As your machine learning initiatives become more successful, the models you create, as well as the datasets you use to train and test them, will proliferate. IBM Data Catalog can help you keep this growing set of assets well-organized, categorized and controlled—helping your data scientists and data engineers understand and reuse each asset appropriately, regardless of how many hundreds of data sets and models you create.
Using sophisticated monitoring tools, Data Catalog can track the lineage and usage of each data asset. By providing insight into who is using your machine learning models and data sets, the solution can help data stewards enforce information security policies and prevent violations, while also revealing which models are being used most often by the business.

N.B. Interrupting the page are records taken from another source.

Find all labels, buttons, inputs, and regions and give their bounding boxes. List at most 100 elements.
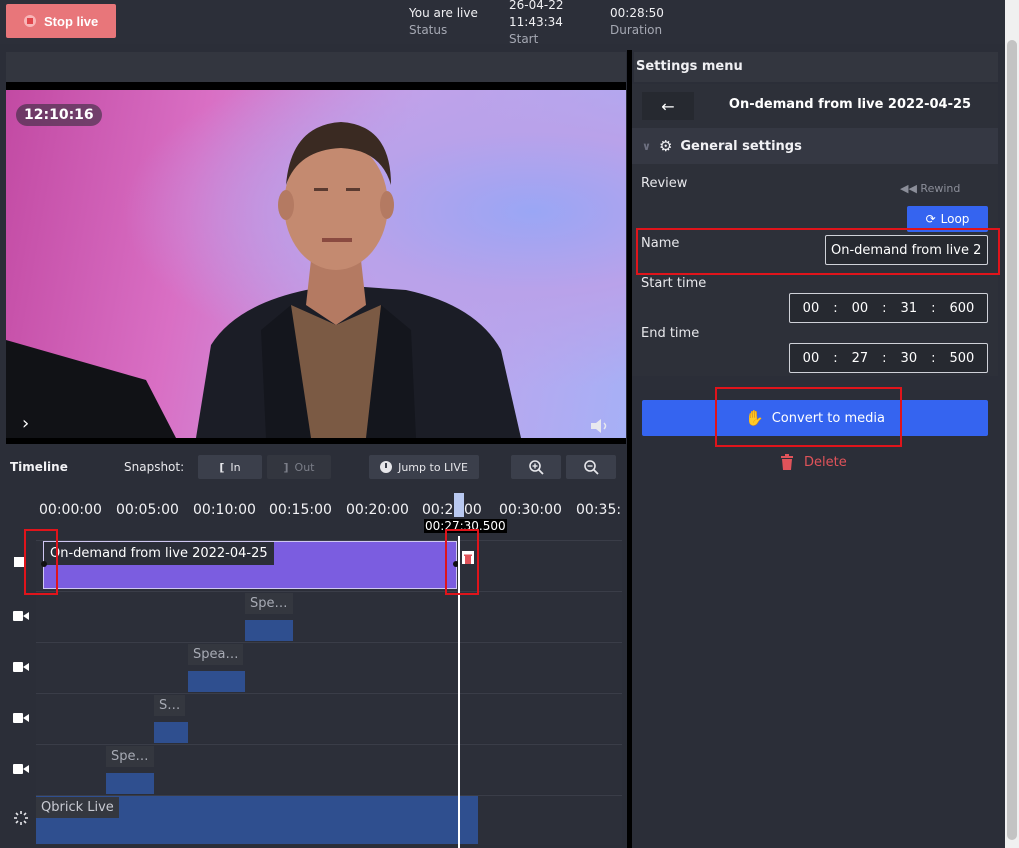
- stop-icon: [24, 15, 36, 27]
- start-handle-highlight: [24, 529, 58, 595]
- loading-spinner-icon: [13, 810, 29, 826]
- start-block: 26-04-22 11:43:34 Start: [509, 0, 563, 48]
- track-camera-1: [36, 591, 622, 641]
- video-player[interactable]: ›: [6, 90, 626, 438]
- start-time: 11:43:34: [509, 15, 563, 29]
- tick-label: 00:10:00: [193, 502, 256, 518]
- tick-label: 00:20:00: [346, 502, 409, 518]
- player-header: [6, 52, 626, 82]
- time-separator: :: [882, 350, 887, 366]
- tick-label: 00:30:00: [499, 502, 562, 518]
- snapshot-out-label: Out: [294, 460, 315, 474]
- loop-label: Loop: [940, 212, 970, 226]
- zoom-in-button[interactable]: [511, 455, 561, 479]
- tick-label: 00:15:00: [269, 502, 332, 518]
- bracket-left-icon: [: [219, 460, 225, 474]
- start-time-label: Start time: [641, 276, 707, 291]
- status-value: You are live: [409, 6, 478, 20]
- stop-live-button[interactable]: Stop live: [6, 4, 116, 38]
- start-seconds[interactable]: 31: [894, 301, 925, 316]
- scrollbar-thumb[interactable]: [1007, 40, 1017, 840]
- general-settings-toggle[interactable]: ∨ ⚙ General settings: [632, 128, 998, 164]
- zoom-out-button[interactable]: [566, 455, 616, 479]
- end-hours[interactable]: 00: [796, 351, 827, 366]
- tick-label: 00:2: [422, 502, 454, 518]
- camera-clip[interactable]: [154, 722, 188, 743]
- end-time-label: End time: [641, 326, 700, 341]
- video-camera-icon: [13, 607, 29, 621]
- start-label: Start: [509, 32, 539, 46]
- jump-to-live-label: Jump to LIVE: [398, 460, 468, 474]
- video-camera-icon: [13, 709, 29, 723]
- convert-highlight: [715, 387, 902, 447]
- delete-button[interactable]: Delete: [780, 454, 847, 470]
- trash-icon: [781, 454, 793, 470]
- track-camera-2: [36, 642, 622, 692]
- gear-icon: ⚙: [658, 137, 673, 155]
- timeline-title: Timeline: [10, 460, 68, 474]
- time-separator: :: [833, 350, 838, 366]
- zoom-out-icon: [584, 460, 599, 475]
- end-time-input[interactable]: 00 : 27 : 30 : 500: [789, 343, 988, 373]
- tick-label: 00:05:00: [116, 502, 179, 518]
- refresh-icon: ⟳: [925, 212, 936, 226]
- live-clip-label: Qbrick Live: [36, 797, 119, 818]
- end-handle-highlight: [445, 529, 479, 595]
- settings-title: On-demand from live 2022-04-25: [728, 97, 972, 112]
- live-clock-badge: 12:10:16: [16, 104, 102, 126]
- time-separator: :: [931, 350, 936, 366]
- review-label: Review: [641, 176, 688, 191]
- snapshot-out-button[interactable]: ] Out: [267, 455, 331, 479]
- camera-clip-label: Spe…: [245, 593, 293, 614]
- camera-clip[interactable]: [106, 773, 154, 794]
- jump-to-live-button[interactable]: Jump to LIVE: [369, 455, 479, 479]
- start-minutes[interactable]: 00: [845, 301, 876, 316]
- camera-clip-label: S…: [154, 695, 186, 716]
- track-camera-3: [36, 693, 622, 743]
- time-separator: :: [931, 300, 936, 316]
- snapshot-in-button[interactable]: [ In: [198, 455, 262, 479]
- camera-clip[interactable]: [245, 620, 293, 641]
- start-hours[interactable]: 00: [796, 301, 827, 316]
- duration-value: 00:28:50: [610, 6, 664, 20]
- start-millis[interactable]: 600: [942, 301, 981, 316]
- delete-label: Delete: [804, 454, 847, 470]
- duration-block: 00:28:50 Duration: [610, 5, 664, 39]
- volume-icon[interactable]: [589, 418, 611, 434]
- stop-live-label: Stop live: [44, 13, 99, 29]
- camera-clip[interactable]: [188, 671, 245, 692]
- snapshot-label: Snapshot:: [124, 460, 185, 474]
- video-bottom-bar: [6, 438, 626, 444]
- start-time-input[interactable]: 00 : 00 : 31 : 600: [789, 293, 988, 323]
- rewind-icon: ◀◀: [900, 182, 917, 195]
- playhead-handle[interactable]: [454, 493, 464, 517]
- settings-menu-header: Settings menu: [634, 52, 998, 82]
- video-camera-icon: [13, 760, 29, 774]
- back-button[interactable]: ←: [642, 92, 694, 120]
- snapshot-in-label: In: [230, 460, 241, 474]
- rewind-button[interactable]: ◀◀ Rewind: [900, 182, 960, 195]
- video-letterbox: [6, 82, 626, 90]
- status-block: You are live Status: [409, 5, 478, 39]
- camera-clip-label: Spe…: [106, 746, 154, 767]
- start-date: 26-04-22: [509, 0, 564, 12]
- top-bar: [0, 0, 1005, 44]
- presenter-image: [6, 122, 521, 438]
- selection-clip-label: On-demand from live 2022-04-25: [44, 542, 274, 565]
- end-millis[interactable]: 500: [942, 351, 981, 366]
- tick-label: 00: [464, 502, 482, 518]
- tick-label: 00:35:(: [576, 502, 622, 518]
- camera-clip-label: Spea…: [188, 644, 244, 665]
- duration-label: Duration: [610, 23, 663, 37]
- rewind-label: Rewind: [920, 182, 961, 195]
- clock-icon: [380, 461, 393, 473]
- end-minutes[interactable]: 27: [845, 351, 876, 366]
- chevron-right-icon[interactable]: ›: [22, 415, 38, 433]
- video-camera-icon: [13, 658, 29, 672]
- time-separator: :: [833, 300, 838, 316]
- end-seconds[interactable]: 30: [894, 351, 925, 366]
- chevron-down-icon: ∨: [642, 139, 651, 153]
- time-separator: :: [882, 300, 887, 316]
- status-label: Status: [409, 23, 448, 37]
- tick-label: 00:00:00: [39, 502, 102, 518]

This increased visibility can help users make data-driven decisions around where to direct their efforts to enable optimal outcomes. Let’s say you’ve developed two machine learning models in parallel; you can quickly discover which is delivering greater value and, if appropriate, focus your energy on that one. In the ‘fail fast, fail often’ world of machine learning, determining when to allocate your resources away from a model is critical.
Take the plunge
Big corporations have come to consider their data as intellectual property, representing a competitive advantage that they are not willing to share. But data is only worth something if you do something with it and many companies simply aren’t using it to its full potential.
Right now, the most promising approach is to use your data to build machine learning models, so you don’t get left behind. If you choose the right tools, your first (or next) foray into the world of machine learning doesn’t need to be fraught with risk, and can potentially pay back your investment in spades.
Some traditionalists might shy away from the idea of putting the fate of their companies in the hands of a machine, no matter how smart it seems to be. But by shedding light on the “black box” of machine learning models and giving you control of your data, IBM Data Catalog can help you get better results.
For organizations that are at the very beginning of their data journey, the way forward may seem daunting, and it might look like there is too much ground to make up. But the advantage these organizations hold is that they are starting with a clean slate, and can set out with a clear target of being data-driven. By equipping themselves with the right solutions to support machine learning—such as IBM Data Catalog—these enterprises have the opportunity to catch up and even leapfrog over competitors.